Radio frequency identification (RFID): it's the talk of the town. Today, is used to track skiers, to track children at Disney World, to track containers. Some people think of RFID as barcoding on steroids. But while they share some common characteristics, RFID can operate at a distance, doesn't require line of site, can handle multiple items, can read-write data, etc. Bar-coding is read-only technology - we have to go to an external data store to get the actual information. But RFID allows us to store data in the tag itself. Also, the use of the RFID can be conjoined with an external PKI security system to prevent conterfeiting. A sample application: product life-cycle management. Can track that part of an en gine, which was installed at such-and-such a time, by such-and-such and engineer. RFID in libraries - self-serve check-out; replaces barcode scanning. (Many examples involving books, which raises the question: why?)

Some notes on privacy - FAQs and guarantees needed. Eg., no personal information is stored on RFID tag. Indeed, no meaningful information is stored on the tag (eg., book title). Guidelines are being devloped by several provinces.

Interactive RFID-triggered experiences. Visitor experience triggered based on personal profile and personal preference. Eg, sports display - visitors asked to input name, language and favorite sport; this was reflected in displays. Digital doctor - same sort of thing. What's important is that the technology behind this is the same technology that is being used in facorties.

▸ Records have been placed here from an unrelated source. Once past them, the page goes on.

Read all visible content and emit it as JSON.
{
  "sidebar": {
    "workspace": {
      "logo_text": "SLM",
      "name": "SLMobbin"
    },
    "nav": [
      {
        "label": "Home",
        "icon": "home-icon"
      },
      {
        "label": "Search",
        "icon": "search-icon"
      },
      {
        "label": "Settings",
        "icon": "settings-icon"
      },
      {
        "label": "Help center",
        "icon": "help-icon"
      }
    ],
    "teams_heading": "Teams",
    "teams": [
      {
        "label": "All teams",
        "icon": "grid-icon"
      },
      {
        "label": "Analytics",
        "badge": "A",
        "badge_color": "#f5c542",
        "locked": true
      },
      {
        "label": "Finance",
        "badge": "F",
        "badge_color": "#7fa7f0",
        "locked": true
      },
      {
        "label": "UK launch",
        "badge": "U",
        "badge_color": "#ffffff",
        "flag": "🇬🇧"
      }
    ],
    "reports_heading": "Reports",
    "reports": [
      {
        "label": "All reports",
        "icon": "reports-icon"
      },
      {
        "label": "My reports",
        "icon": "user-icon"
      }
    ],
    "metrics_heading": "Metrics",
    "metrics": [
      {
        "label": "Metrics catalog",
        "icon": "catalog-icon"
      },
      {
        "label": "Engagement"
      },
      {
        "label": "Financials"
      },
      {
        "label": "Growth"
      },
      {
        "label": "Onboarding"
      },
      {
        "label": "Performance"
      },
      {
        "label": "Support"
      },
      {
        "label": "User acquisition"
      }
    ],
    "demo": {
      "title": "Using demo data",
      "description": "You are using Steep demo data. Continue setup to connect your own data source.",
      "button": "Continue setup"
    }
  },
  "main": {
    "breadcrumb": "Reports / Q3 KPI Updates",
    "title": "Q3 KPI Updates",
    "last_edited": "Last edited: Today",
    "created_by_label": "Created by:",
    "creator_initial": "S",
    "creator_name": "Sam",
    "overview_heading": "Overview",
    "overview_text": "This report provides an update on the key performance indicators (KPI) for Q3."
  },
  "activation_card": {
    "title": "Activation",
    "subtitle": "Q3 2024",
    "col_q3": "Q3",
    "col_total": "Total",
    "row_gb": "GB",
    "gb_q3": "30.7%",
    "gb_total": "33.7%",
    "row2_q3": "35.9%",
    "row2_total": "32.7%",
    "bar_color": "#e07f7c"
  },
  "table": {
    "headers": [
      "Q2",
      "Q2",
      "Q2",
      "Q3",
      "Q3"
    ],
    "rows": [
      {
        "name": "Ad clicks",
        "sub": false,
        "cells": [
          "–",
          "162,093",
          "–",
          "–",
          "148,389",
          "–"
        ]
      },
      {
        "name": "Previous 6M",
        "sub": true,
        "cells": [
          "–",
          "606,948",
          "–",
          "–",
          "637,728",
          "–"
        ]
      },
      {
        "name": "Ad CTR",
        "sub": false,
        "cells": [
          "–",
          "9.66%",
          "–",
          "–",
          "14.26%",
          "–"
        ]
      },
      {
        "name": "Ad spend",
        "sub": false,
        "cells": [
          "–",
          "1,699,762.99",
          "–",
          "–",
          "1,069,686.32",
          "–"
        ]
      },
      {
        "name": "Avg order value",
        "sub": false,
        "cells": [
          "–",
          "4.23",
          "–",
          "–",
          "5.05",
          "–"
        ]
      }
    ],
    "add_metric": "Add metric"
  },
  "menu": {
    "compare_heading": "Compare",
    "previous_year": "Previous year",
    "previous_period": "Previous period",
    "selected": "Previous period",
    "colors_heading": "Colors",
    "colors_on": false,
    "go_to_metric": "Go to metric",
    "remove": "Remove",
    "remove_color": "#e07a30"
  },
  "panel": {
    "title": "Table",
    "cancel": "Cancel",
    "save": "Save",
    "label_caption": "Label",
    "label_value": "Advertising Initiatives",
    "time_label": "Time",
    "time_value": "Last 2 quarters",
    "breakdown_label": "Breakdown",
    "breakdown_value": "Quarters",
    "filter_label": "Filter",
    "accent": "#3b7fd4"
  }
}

HP is developing a network of centers of excellence in RFID. These labs demonstrate RFID function, provide access to innovation and reserach information, explain business impact, and prove concepts.

Slide on RFID - SAP interfacing.

Also, slide on RFID-enabled baggage tracking.

Sentient Technologies

"Sentience is the state that results from the aggregation of and interaction with large numbers of data sensors." Humans cannot deal with vast amounts of data at a time. Think of this as an evolution from punch cards through humkan-based internet input to a real-time "internet of things". Beyond people. The idea here is to develop technology that can visualize massive amounts of data, make decisions automatically, and tell humans what they are doing. The way it works is to remove ambiguity of the notion or normalcy that makes humans essential. Examples; 3D rendering, security and intruder detection, etc.

Rich media

HALO immersive collaboration environment. Videoconferencing on steroids. HP-DreamWorks partnerships. "Better than being there."

Who gets there first, the teacher or the student? The student - sure. But (this is my comment) who really gets there first are the developers. Who may not be benign. Interesting, last slide: "Innovators break all the rules. Trust them" - The Economist, Feb. 10, 2003.